Śpiżarnia i zapasy zimowe/Ogórki kwaszone na zimę
<<< Dane tekstu >>> | |
Autor | |
Tytuł | Śpiżarnia i zapasy zimowe |
Wydawca | Gebethner i Wolff |
Data wyd. | 1925 |
Druk | Zakłady Graficzne „Nasza Drukarnia“ |
Miejsce wyd. | Warszawa |
Źródło | Skany na Commons |
Inne | Cały tekst |
Indeks stron |
18. Ogórki kwaszone na zimę. Ogórki zwykle kwasimy w drugiej połowie sierpnia. Wybierać należy ogórki zdrówe, bez plam i zupełnie zielone; kwasić trzeba zaraz po zerwaniu, aby nie zwiędły. Najlepsze do kwaszenia są ogórki podłużne a wązkie, małoziarniste, gdyż takie dłużej się trzymają w stanie jędrnym; w — każdym razie powinny być ogórki pogatunkowane — małe kłaść osobno. Beczułki dębowe lub olszowe należy na kilka dni przed kwaszeniem wyparzyć i napełnić zimną wodą — przez to przekonamy się, czy są szczelne; najlepsze są małe beczułki, mieszczące 2 — 3 kopy ogórków. Ogórki wypłókać starannie w zimnej wodzie, korzonków nie obcinać na zimę w przygotowaną baryłkę włożyć na spód warstwę liści dębowych lub wiśniowych i kopru suchego, potem warstwę ogórków-, które należy bardzo szczelnie układać jeden obok drugiego, znów przełożyć liśćmi i koprem, a gdzieniegdzie kłaść strączek pieprzu tureckiego i kawałek chrzanu. Niektórzy jeszcze dodają ząbek czosnku, ale to już rzecz smaku i gustu osobistego. Na wierzch ogórków znów nałożyć warstwę kopru i liści, potem beczułkę kilka razy pokołysać, aby się ogórki dobrze ułożyły i dobrze wyrównały, i zalać osoloną, zimną wodą. Na kopę ogórków — liczy się 4 garnce wody, 1 funt soli i 1 łut saletry, którą się dodaje dla jędrności i dla koloru. Sól i saletrę trzeba pierwej dobrze w zimnej wodzie nieprzegotowanej wymieszać i wlewać przez otwór szpontowy wolno, z przestankami, aby powietrze miało czas wyjść z beczułki. Gdy już wszystka woda wlana, trzeba szpunt obwinąć kawałkiem starego płótna lub perkalu czystego i mocno go wbić, poczem całe dno na sucho wytrzeć, dookoła szpuntu zalać pakiem i tak przygotowane beczułki pozostawić na miejscu przez 24 godziny. Po upływie tego czasu, jeżeli zauważymy, że woda jeszcze się wierzchem przedostaje, wtenczas jeszcze raz wszystkie szczeliny na sucho wytrzeć i zalać pakiem. Potem dopiero ogórki wstawić do zimnej piwnicy lub, jeżeli można, najlepiej do lodowni, gdzie, wolno kwaśniejąc, będą w styczniu jakby zupełnie świeżo kwaszone. Na wsiach wpuszczają baryłki najczęściej do studni, lub zakopują w ziemi.
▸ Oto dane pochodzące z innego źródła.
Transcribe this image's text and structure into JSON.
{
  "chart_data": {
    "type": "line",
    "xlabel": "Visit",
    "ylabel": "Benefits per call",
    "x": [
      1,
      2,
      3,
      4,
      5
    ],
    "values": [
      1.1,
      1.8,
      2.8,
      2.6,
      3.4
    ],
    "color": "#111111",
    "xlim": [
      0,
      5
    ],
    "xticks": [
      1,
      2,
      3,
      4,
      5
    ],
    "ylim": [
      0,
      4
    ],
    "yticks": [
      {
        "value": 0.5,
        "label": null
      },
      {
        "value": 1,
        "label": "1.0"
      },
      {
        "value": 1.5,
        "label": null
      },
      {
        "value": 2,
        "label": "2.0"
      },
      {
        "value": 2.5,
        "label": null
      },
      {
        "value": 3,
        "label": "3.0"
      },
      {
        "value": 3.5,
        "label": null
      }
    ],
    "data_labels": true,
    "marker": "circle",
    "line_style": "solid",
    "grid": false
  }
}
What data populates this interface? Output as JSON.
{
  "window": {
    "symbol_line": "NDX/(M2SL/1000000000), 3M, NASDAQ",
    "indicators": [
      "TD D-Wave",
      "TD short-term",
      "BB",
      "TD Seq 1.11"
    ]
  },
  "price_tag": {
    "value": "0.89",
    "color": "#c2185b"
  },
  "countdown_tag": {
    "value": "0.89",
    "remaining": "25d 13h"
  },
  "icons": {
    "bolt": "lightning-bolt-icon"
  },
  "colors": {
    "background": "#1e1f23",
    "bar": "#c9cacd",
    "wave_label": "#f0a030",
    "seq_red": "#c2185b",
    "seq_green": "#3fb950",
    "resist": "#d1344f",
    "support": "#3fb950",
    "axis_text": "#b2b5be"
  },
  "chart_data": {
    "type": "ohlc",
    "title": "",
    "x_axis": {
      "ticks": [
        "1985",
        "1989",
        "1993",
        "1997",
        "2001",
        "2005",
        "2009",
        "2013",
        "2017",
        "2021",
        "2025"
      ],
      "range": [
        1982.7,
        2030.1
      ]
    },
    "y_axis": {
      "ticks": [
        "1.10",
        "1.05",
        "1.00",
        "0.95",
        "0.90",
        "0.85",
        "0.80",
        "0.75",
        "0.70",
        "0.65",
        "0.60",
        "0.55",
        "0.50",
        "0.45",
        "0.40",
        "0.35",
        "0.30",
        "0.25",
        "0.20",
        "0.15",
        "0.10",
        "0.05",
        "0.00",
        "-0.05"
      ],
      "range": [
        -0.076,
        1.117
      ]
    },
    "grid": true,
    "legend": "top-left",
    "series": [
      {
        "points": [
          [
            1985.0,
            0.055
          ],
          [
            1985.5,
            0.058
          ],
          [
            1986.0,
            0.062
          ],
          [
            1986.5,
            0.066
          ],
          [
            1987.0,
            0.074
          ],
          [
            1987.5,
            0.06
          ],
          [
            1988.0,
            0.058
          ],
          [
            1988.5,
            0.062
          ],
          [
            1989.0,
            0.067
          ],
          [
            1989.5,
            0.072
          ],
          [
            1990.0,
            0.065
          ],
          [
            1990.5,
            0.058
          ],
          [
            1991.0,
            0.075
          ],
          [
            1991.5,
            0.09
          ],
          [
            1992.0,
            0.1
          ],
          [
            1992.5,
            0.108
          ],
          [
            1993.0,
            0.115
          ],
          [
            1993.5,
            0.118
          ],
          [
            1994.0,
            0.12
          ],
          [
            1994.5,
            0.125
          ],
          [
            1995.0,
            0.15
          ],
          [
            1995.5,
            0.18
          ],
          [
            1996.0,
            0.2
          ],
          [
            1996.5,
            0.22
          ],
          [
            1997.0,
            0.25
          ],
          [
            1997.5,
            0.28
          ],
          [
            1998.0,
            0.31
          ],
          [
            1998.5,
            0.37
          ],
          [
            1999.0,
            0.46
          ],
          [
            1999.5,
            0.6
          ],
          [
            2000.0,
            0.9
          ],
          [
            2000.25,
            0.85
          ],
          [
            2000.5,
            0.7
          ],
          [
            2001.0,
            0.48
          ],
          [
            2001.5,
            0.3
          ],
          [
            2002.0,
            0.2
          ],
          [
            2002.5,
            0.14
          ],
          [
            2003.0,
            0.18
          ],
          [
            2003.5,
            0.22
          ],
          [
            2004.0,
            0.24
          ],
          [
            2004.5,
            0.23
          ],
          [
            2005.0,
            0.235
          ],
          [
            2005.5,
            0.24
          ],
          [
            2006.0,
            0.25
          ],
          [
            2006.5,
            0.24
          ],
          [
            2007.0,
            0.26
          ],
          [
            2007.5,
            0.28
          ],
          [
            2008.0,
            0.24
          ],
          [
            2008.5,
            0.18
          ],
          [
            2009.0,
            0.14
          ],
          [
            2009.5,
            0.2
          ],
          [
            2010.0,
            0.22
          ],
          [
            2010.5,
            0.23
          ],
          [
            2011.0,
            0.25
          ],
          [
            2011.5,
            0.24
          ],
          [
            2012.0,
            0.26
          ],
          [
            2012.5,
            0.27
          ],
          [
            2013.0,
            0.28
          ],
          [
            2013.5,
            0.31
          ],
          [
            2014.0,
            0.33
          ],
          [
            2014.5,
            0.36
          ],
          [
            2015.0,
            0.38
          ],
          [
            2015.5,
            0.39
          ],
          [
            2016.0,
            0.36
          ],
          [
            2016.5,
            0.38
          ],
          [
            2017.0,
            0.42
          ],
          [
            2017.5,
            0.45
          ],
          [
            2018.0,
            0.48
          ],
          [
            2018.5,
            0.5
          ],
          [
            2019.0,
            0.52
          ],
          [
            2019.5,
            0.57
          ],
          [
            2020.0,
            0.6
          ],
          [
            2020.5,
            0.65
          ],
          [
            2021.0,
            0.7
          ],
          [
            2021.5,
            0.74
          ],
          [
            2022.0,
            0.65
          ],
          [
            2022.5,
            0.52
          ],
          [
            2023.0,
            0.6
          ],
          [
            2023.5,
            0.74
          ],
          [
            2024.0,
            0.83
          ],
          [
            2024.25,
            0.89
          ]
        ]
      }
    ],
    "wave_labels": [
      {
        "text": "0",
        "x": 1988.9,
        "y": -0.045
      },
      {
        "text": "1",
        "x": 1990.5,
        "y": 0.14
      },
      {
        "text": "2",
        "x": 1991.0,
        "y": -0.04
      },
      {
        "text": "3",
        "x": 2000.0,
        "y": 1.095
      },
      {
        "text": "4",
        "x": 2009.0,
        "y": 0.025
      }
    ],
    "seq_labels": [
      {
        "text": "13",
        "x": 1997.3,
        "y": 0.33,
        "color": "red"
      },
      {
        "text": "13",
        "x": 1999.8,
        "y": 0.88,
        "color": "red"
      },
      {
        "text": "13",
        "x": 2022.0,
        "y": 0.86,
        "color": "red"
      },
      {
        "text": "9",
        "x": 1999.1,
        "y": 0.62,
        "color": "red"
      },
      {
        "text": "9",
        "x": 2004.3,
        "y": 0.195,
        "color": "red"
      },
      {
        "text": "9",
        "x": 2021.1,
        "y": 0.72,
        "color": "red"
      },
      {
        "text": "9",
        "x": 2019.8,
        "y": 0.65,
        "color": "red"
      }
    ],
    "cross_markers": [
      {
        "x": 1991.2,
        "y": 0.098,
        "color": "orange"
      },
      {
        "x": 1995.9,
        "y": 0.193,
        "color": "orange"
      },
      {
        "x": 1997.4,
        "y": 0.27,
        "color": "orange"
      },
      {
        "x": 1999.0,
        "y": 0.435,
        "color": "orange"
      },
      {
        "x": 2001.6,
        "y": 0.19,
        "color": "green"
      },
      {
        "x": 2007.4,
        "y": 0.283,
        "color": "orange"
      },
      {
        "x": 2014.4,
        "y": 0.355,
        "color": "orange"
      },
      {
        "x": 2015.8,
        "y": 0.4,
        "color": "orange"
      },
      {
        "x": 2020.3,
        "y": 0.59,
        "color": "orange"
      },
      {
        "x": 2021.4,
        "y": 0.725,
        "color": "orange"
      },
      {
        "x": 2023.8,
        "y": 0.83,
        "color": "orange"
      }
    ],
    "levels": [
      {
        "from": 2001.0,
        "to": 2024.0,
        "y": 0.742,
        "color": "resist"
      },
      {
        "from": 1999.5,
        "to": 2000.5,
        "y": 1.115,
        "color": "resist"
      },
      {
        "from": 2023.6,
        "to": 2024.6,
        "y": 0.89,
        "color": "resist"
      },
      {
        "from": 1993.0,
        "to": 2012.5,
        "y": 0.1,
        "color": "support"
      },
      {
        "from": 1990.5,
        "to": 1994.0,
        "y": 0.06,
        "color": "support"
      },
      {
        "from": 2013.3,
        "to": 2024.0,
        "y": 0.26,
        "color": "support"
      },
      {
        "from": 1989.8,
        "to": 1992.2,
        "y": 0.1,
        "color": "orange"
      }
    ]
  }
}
Baryłki z ogórkami na zimę nie powinny nigdy być pozostawione otwarte, gdyż przez dostęp powietrza za prędko kwaśnieją i miękną. Najlepiej zatem kazać bednarzowi wierzchnie denko szczelnie dopasować, zostawiając tylko otwór na szpunt tak szeroki, aby rękę wygodnie włożyć można; tym też otworem należy wkładać ogórki i wlewać wodę. Chcąc w zimie ogórki spotrzebować, należy szpunt odbić, potrzebną ilość ogórków wyjąć i zaraz szpunt włożyć, zamykając znów szczelnie, aby powietrze jak najmniej miało dostępu. W tak zamkniętych naczyniach nigdy też pleśń formować się nie będzie. W razie jednak, gdyby przez nieuwagę pleśń się pokazała na ogórkach, należy ją zaraz starannie zdjąć.